The Root of The Issue

One of the questions I often find myself asking clients is “What is the real issue here?”  Leaders know that working with only symptoms can provide short term momentum, but not sustainable change.  Often we deal with symptoms because the core issue seems insurmountable.  But a leader who wants to change an organization or collective ignores causality at his or her peril.

I often make the comparison with clients to an iceberg.  There is the part of the issue we see and can try to deal with directly.  Then there is the part just under the water, which we can see with some effort and intention.  But the real mass is far below the surface and anything we do that does not impact the whole will  not be sustainable.

This example, as reported by BBC, caught my eye today.  Sweden’s new legislation allowing publishers to gain access to information about those who illegally redistribute their books, movies, television etc. went into effect on April 1.  The country as a whole saw a wholesale drop in web traffic- about 33%.  So there is impact on the part you can see.

But conventional wisdom and experience in other countries says that this restraint will last only until those who are downloading content illegally figure out how to do so anonymously.  So while the information will allow publishers to sue owners of major servers sharing files that they do not own such as The Pirate Bay, it will not get to the root of the issue.

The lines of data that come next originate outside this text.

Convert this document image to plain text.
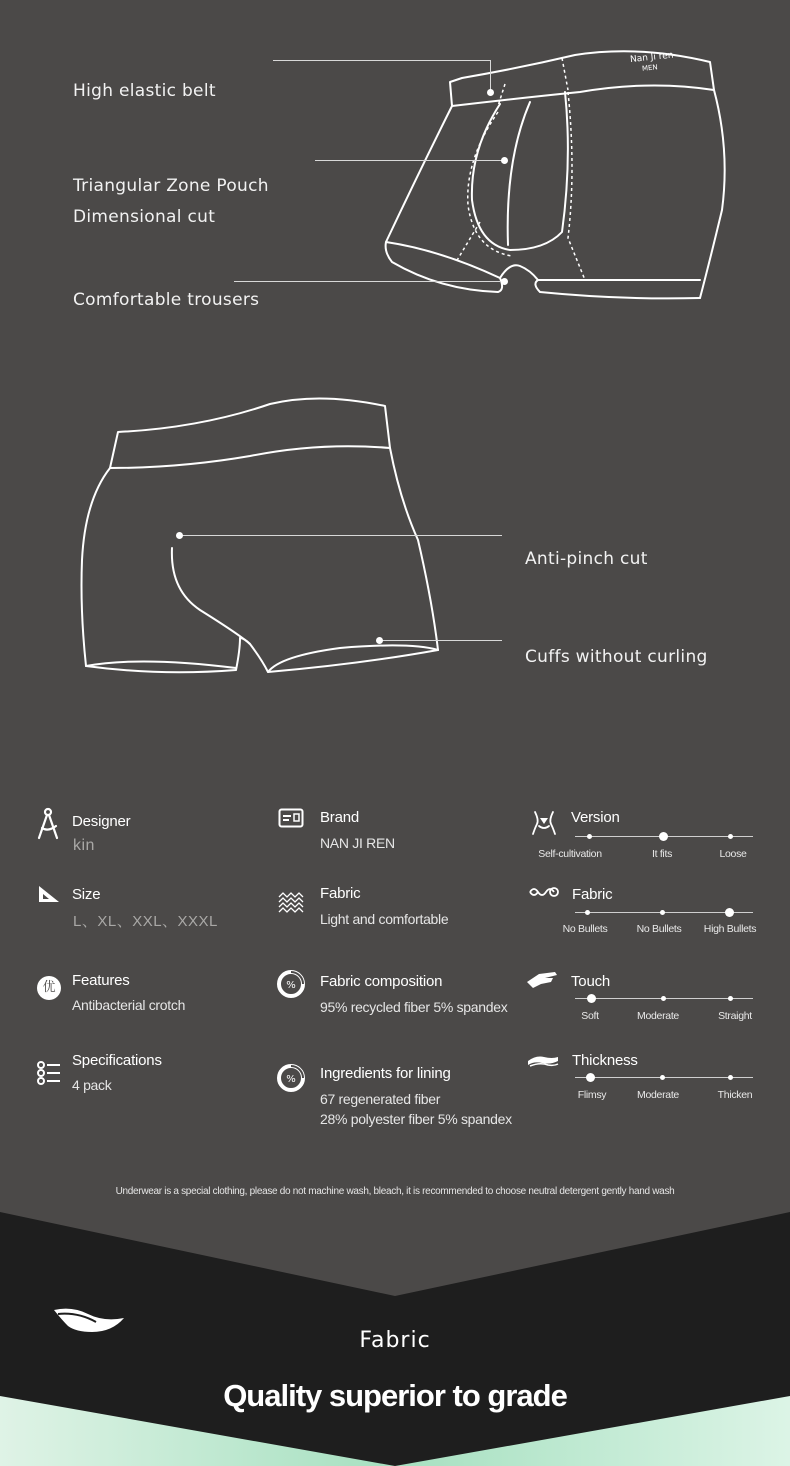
Nan Ji ren
MEN
High elastic belt
Triangular Zone Pouch
Dimensional cut
Comfortable trousers
Anti-pinch cut
Cuffs without curling
Designer
kin
Size
L、XL、XXL、XXXL
优	Features
Antibacterial crotch
Specifications
4 pack
Brand
NAN JI REN
Fabric
Light and comfortable
% Fabric composition
95% recycled fiber 5% spandex
% Ingredients for lining
67 regenerated fiber
28% polyester fiber 5% spandex
Version
Self-cultivation	It fits	Loose
Fabric
No Bullets	No Bullets High Bullets
Touch
Soft	Moderate	Straight
Thickness
Flimsy	Moderate	Thicken
Underwear is a special clothing, please do not machine wash, bleach, it is recommended to choose neutral detergent gently hand wash
Fabric
Quality superior to grade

At the base of the challenge is the belief that it is acceptable to share or accept music, books or other media files that you have not paid for.  Outside of the debate about ownership (That is another topic altogether.  I cannot understand why there is a debate.  Stealing is stealing.) there is the issue of the larger mass.  Until you change people’s beliefs about ownership rights to creative work, there will be only the smallest change in behavior.

Most successful change leaders know that to be successful, you have to deal with symptoms for early wins, but sustainable change requires a deep dive to understand the mass of the challenge- and a strategy to move that mass.